At work, I’ve spent a reasonable chunk of the past two weeks implementing an hReview parser. To briefly explain, hReview, along with other microformats, is a way to mark up a standard web page invisibly in such a way that the contents can be read and aggregated by a computer.

It all began with a task to improve’s current parser so that it could accommodate multiple photos for a single review. However, since one of the ‘business value’ points on the task card was to develop a reference parser, I decided to go back a step and develop a generalised parser that could handle some of the other microformats.

Once I had something that could process the basic nested structure that many of the microformats adhere to, I could set out the structure and parse about 90% of the hReview and—because hReview relies on it—hCard specifications. Unfortunately, that left a hard core of fields that needed special consideration due to weird or lax parts the specification. (E.g. The telephone number goes inside a ‘value’ element. Or not. It depends.) Still, with a set of test documents, I worked my way through the edge cases until I could extract 100% of information from all the valid documents I could find.

hCard was particularly horrible, due in no small part to the unwillingness of the specification’s authors to actually, well, specify it.

Is there a list of all hCard properties which can be plural?

We have avoided duplicating (or providing a shortcut for) the “can this property occur multiple times or not” deliberately in order to avoid repeating a constraint from RFC 2426 vCard, and thus potentially getting it wrong.
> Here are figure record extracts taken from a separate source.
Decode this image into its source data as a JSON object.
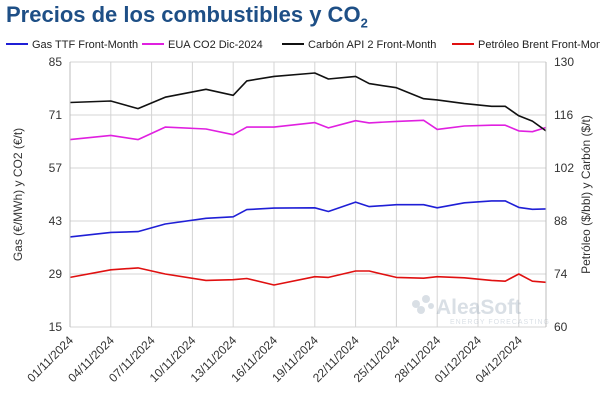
{
  "title": {
    "main": "Precios de los combustibles y CO",
    "sub": "2"
  },
  "watermark": {
    "brand": "AleaSoft",
    "tagline": "ENERGY FORECASTING"
  },
  "chart_data": {
    "type": "line",
    "x": [
      "01/11/2024",
      "02/11/2024",
      "03/11/2024",
      "04/11/2024",
      "05/11/2024",
      "06/11/2024",
      "07/11/2024",
      "08/11/2024",
      "09/11/2024",
      "10/11/2024",
      "11/11/2024",
      "12/11/2024",
      "13/11/2024",
      "14/11/2024",
      "15/11/2024",
      "16/11/2024",
      "17/11/2024",
      "18/11/2024",
      "19/11/2024",
      "20/11/2024",
      "21/11/2024",
      "22/11/2024",
      "23/11/2024",
      "24/11/2024",
      "25/11/2024",
      "26/11/2024",
      "27/11/2024",
      "28/11/2024",
      "29/11/2024",
      "30/11/2024",
      "01/12/2024",
      "02/12/2024",
      "03/12/2024",
      "04/12/2024",
      "05/12/2024",
      "06/12/2024"
    ],
    "xticks": [
      "01/11/2024",
      "04/11/2024",
      "07/11/2024",
      "10/11/2024",
      "13/11/2024",
      "16/11/2024",
      "19/11/2024",
      "22/11/2024",
      "25/11/2024",
      "28/11/2024",
      "01/12/2024",
      "04/12/2024"
    ],
    "y_left": {
      "label": "Gas (€/MWh) y CO2 (€/t)",
      "range": [
        15,
        85
      ],
      "ticks": [
        15,
        29,
        43,
        57,
        71,
        85
      ]
    },
    "y_right": {
      "label": "Petróleo ($/bbl) y Carbón ($/t)",
      "range": [
        60,
        130
      ],
      "ticks": [
        60,
        74,
        88,
        102,
        116,
        130
      ]
    },
    "grid": true,
    "legend_position": "top",
    "series": [
      {
        "name": "Gas TTF Front-Month",
        "color": "#1f1fd6",
        "axis": "left",
        "values": [
          38.8,
          null,
          null,
          40.0,
          null,
          40.2,
          null,
          42.2,
          null,
          null,
          43.7,
          null,
          44.1,
          46.0,
          null,
          46.4,
          null,
          null,
          46.5,
          45.5,
          null,
          48.0,
          46.8,
          null,
          47.3,
          null,
          47.3,
          46.5,
          null,
          47.8,
          null,
          48.3,
          48.3,
          46.6,
          46.1,
          46.2
        ]
      },
      {
        "name": "EUA CO2 Dic-2024",
        "color": "#e020e0",
        "axis": "left",
        "values": [
          64.5,
          null,
          null,
          65.6,
          null,
          64.5,
          null,
          67.8,
          null,
          null,
          67.3,
          null,
          65.8,
          67.8,
          null,
          67.8,
          null,
          null,
          69.0,
          67.6,
          null,
          69.5,
          68.9,
          null,
          69.3,
          null,
          69.6,
          67.2,
          null,
          68.1,
          null,
          68.3,
          68.3,
          66.8,
          66.6,
          67.7
        ]
      },
      {
        "name": "Carbón API 2 Front-Month",
        "color": "#111111",
        "axis": "right",
        "values": [
          119.3,
          null,
          null,
          119.7,
          null,
          117.7,
          null,
          120.7,
          null,
          null,
          122.8,
          null,
          121.2,
          125.0,
          null,
          126.2,
          null,
          null,
          127.1,
          125.5,
          null,
          126.2,
          124.3,
          null,
          123.2,
          null,
          120.3,
          120.0,
          null,
          119.0,
          null,
          118.3,
          118.3,
          115.8,
          114.4,
          111.8
        ]
      },
      {
        "name": "Petróleo Brent Front-Month",
        "color": "#e01010",
        "axis": "right",
        "values": [
          73.1,
          null,
          null,
          75.1,
          null,
          75.6,
          null,
          74.0,
          null,
          null,
          72.3,
          null,
          72.5,
          72.8,
          null,
          71.1,
          null,
          null,
          73.3,
          73.1,
          null,
          74.8,
          74.8,
          null,
          73.1,
          null,
          72.9,
          73.3,
          null,
          73.0,
          null,
          72.3,
          72.1,
          74.0,
          72.1,
          71.8
        ]
      }
    ]
  }
}
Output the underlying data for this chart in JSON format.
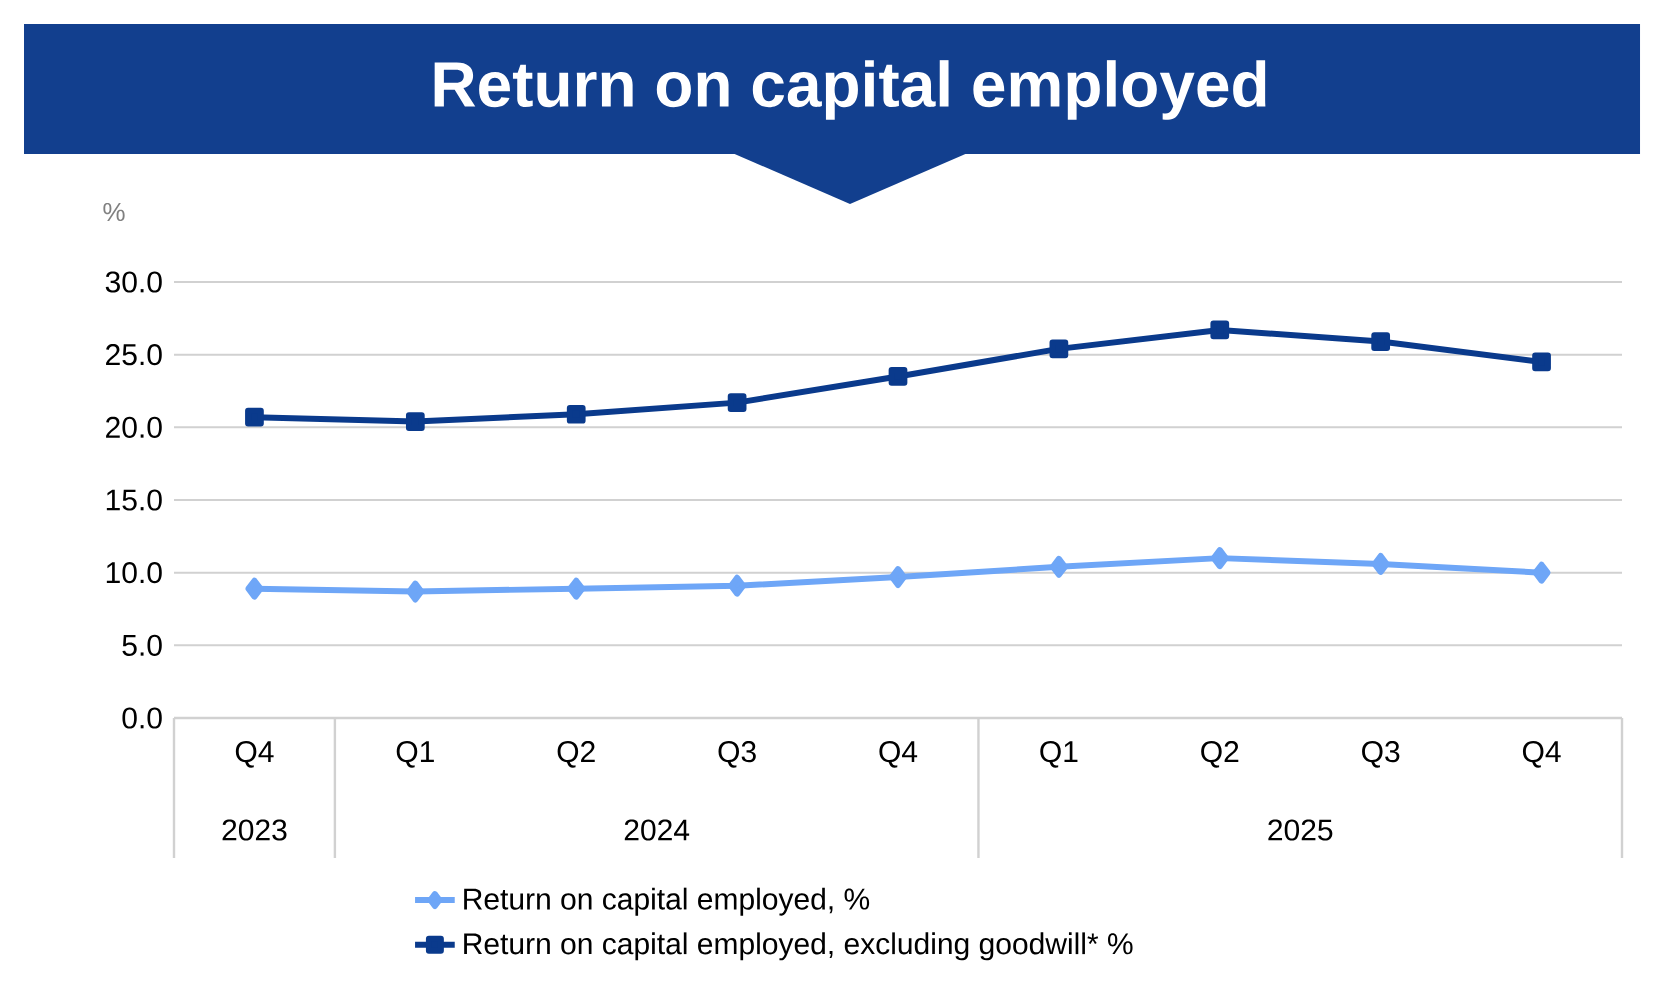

Here is the way to determine whether or not a particular property can occur multiple times (is a plural property / may have multiple instances or values).

  1. Check the hCard XMDP profile for the property definition.
  2. If the property definition references a plural form in RFC 2426 (e.g. honorific-suffix references honorific suffixes), then the property is a plural property.
  3. Else go check the referenced section in RFC 2426 which should state explicitly whether or not the property is plural or singular.
  4. Else (if RFC 2426 is not explicit) then the property is plural.

What a cop-out! RFC 2426 is, by the way, horrible to read. Surely discussing the specification in public would be better than expecting every implementor to follow that convoluted process and—magically—to come up with interoperable software. That (miserable excuse for a) specification is a guaranteed path to incompatible implementations. Incompatible implementations lead to anger. Anger leads to hate. The path to the Dark Side, that is. Or something.

Parsing hCards is particularly difficult: most of the few seen in the wild are broken in some way, and some of their information can’t be extracted automatically. Still, despite these difficulties, I succeeded, and could parse every well-formed hReview and hCard perfectly.

And there our story would end. Except … a day later, they released the revised version 0.3 specification! This is admittedly a predictable problem when working with draft specifications. My parser could handle reviews written according to version 0.3, with one small omission: the actual rating of the review itself. From our point of view, this is one of the most important parts. Still, it was easy to fix.

However, the latest draft of the specification blithely throws in a couple of hand grenades: in addition to rel-tag and hCard, a comprehensive hReview parser now needs to understand hCalendar, rel-license, and include-pattern . Adding those is a bit more work.

Whilst I understand the crowd’s love for their own product, I do have to wonder whether they aren’t raising the barrier to implementation a bit too high by making all the microformats interdependent. Now, in order to handle one specification you’re interested in, you must first implement five that are not directly relevant to the current task. That’s not a microformat any longer.

We’re going to release the hReview parser for public use in the next few days (update: it’s here), I hope, by which time I should have added the latest changes. Partly, it’s good publicity, but I think there’s also a big advantage in being among the first to implement it: we get to say what’s valid and what isn’t!